Senior officials described the city as having “descended into an even darker hell,” with tens of thousands of civilians fleeing on foot amid reports of mass executions, rape, and starvation.

Briefing ambassadors at the UN Security Council on Thursday, Tom Fletcher, the UN’s top relief official, said: “Women and girls are being raped, people are being mutilated and killed, with utter impunity. We cannot hear the screams, but, as we sit here today, the horror is continuing.”

 

RSF fighters reportedly went house to house after overrunning the Sudanese Armed Forces’ (SAF) last major stronghold in Darfur. Credible reports suggest widespread executions as civilians attempted to escape, including nearly 500 patients and companions killed at Saudi Maternity Hospital, one of several health facilities targeted in the fighting.

 

“Tens of thousands of terrified, starving civilians have fled or are on the move,” Fletcher added.

 

“Those able to flee, the vast majority women, children, and the elderly, face extortion, rape and violence on the perilous journey.”

 

The UN Assistant Secretary-General for Africa, Martha Pobee, described the fall of El Fasher as “a significant shift in the security dynamics,” warning that the implications for Sudan and the wider region are profound.

 

Fighting has intensified in Kordofan, where RSF recently captured the strategic town of Bara.

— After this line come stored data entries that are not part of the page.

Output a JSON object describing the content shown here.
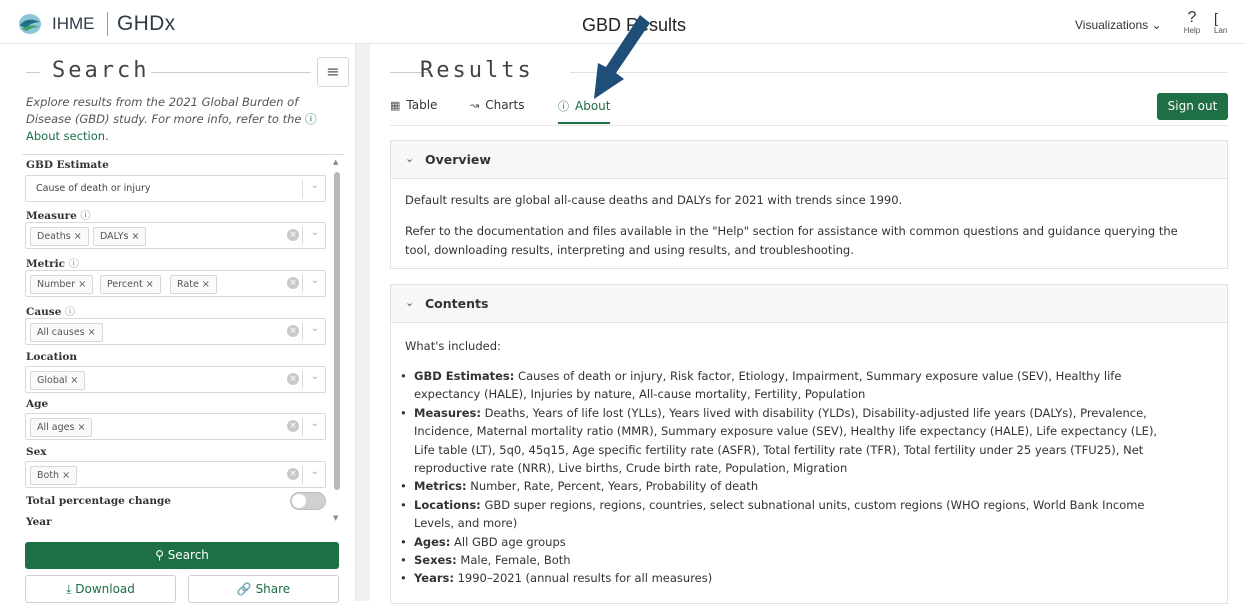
{
  "header": {
    "brand": "IHME",
    "brand2": "GHDx",
    "page_title": "GBD Results",
    "visualizations": "Visualizations",
    "help_icon": "?",
    "help_label": "Help",
    "lang_icon": "[",
    "lang_label": "Lan"
  },
  "sidebar": {
    "title": "Search",
    "intro": "Explore results from the 2021 Global Burden of Disease (GBD) study. For more info, refer to the",
    "about_link": "About section.",
    "filters": {
      "gbd_estimate": {
        "label": "GBD Estimate",
        "placeholder": "Cause of death or injury"
      },
      "measure": {
        "label": "Measure",
        "chips": [
          "Deaths",
          "DALYs"
        ]
      },
      "metric": {
        "label": "Metric",
        "chips": [
          "Number",
          "Percent",
          "Rate"
        ]
      },
      "cause": {
        "label": "Cause",
        "chips": [
          "All causes"
        ]
      },
      "location": {
        "label": "Location",
        "chips": [
          "Global"
        ]
      },
      "age": {
        "label": "Age",
        "chips": [
          "All ages"
        ]
      },
      "sex": {
        "label": "Sex",
        "chips": [
          "Both"
        ]
      },
      "total_change": {
        "label": "Total percentage change",
        "enabled": false
      },
      "year": {
        "label": "Year"
      }
    },
    "buttons": {
      "search": "Search",
      "download": "Download",
      "share": "Share"
    }
  },
  "main": {
    "title": "Results",
    "tabs": [
      {
        "label": "Table",
        "icon": "table-icon"
      },
      {
        "label": "Charts",
        "icon": "chart-icon"
      },
      {
        "label": "About",
        "icon": "help-circle-icon",
        "active": true
      }
    ],
    "sign_out": "Sign out",
    "overview": {
      "title": "Overview",
      "p1": "Default results are global all-cause deaths and DALYs for 2021 with trends since 1990.",
      "p2a": "Refer to the documentation and files available in the \"Help\" section for assistance with common questions and guidance querying the",
      "p2b": "tool, downloading results, interpreting and using results, and troubleshooting."
    },
    "contents": {
      "title": "Contents",
      "intro": "What's included:",
      "items": [
        {
          "term": "GBD Estimates:",
          "lines": [
            "Causes of death or injury, Risk factor, Etiology, Impairment, Summary exposure value (SEV), Healthy life",
            "expectancy (HALE), Injuries by nature, All-cause mortality, Fertility, Population"
          ]
        },
        {
          "term": "Measures:",
          "lines": [
            "Deaths, Years of life lost (YLLs), Years lived with disability (YLDs), Disability-adjusted life years (DALYs), Prevalence,",
            "Incidence, Maternal mortality ratio (MMR), Summary exposure value (SEV), Healthy life expectancy (HALE), Life expectancy (LE),",
            "Life table (LT), 5q0, 45q15, Age specific fertility rate (ASFR), Total fertility rate (TFR), Total fertility under 25 years (TFU25), Net",
            "reproductive rate (NRR), Live births, Crude birth rate, Population, Migration"
          ]
        },
        {
          "term": "Metrics:",
          "lines": [
            "Number, Rate, Percent, Years, Probability of death"
          ]
        },
        {
          "term": "Locations:",
          "lines": [
            "GBD super regions, regions, countries, select subnational units, custom regions (WHO regions, World Bank Income",
            "Levels, and more)"
          ]
        },
        {
          "term": "Ages:",
          "lines": [
            "All GBD age groups"
          ]
        },
        {
          "term": "Sexes:",
          "lines": [
            "Male, Female, Both"
          ]
        },
        {
          "term": "Years:",
          "lines": [
            "1990–2021 (annual results for all measures)"
          ]
        }
      ]
    }
  },
  "colors": {
    "brand_green": "#1e6f43",
    "annotation_arrow": "#1f4e79"
  }
}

Drone strikes by both RSF and SAF are now reported across Blue Nile, South Kordofan, West Darfur, and Khartoum, broadening the conflict’s territorial scope.

 

“The risk of mass atrocities, ethnically targeted violence and further violations of international humanitarian law, including sexual violence, remains alarmingly high,” Pobee told the Council. She confirmed that at least 50 civilians were killed in Bara in recent days, including five Sudanese Red Crescent volunteers.

 

UN human rights monitors have documented mass killings, summary executions, and ethnically motivated reprisals in both El Fasher and Bara. Fletcher noted that the current crisis echoes the atrocities that devastated Darfur twenty years ago, yet the global response today is “one of resignation” rather than urgent action.

 

“The Sudan crisis is, at its core, a failure of protection, and our responsibility to uphold international law,” Fletcher said. “Atrocities are committed with unashamed expectation of impunity… the world has failed an entire generation.”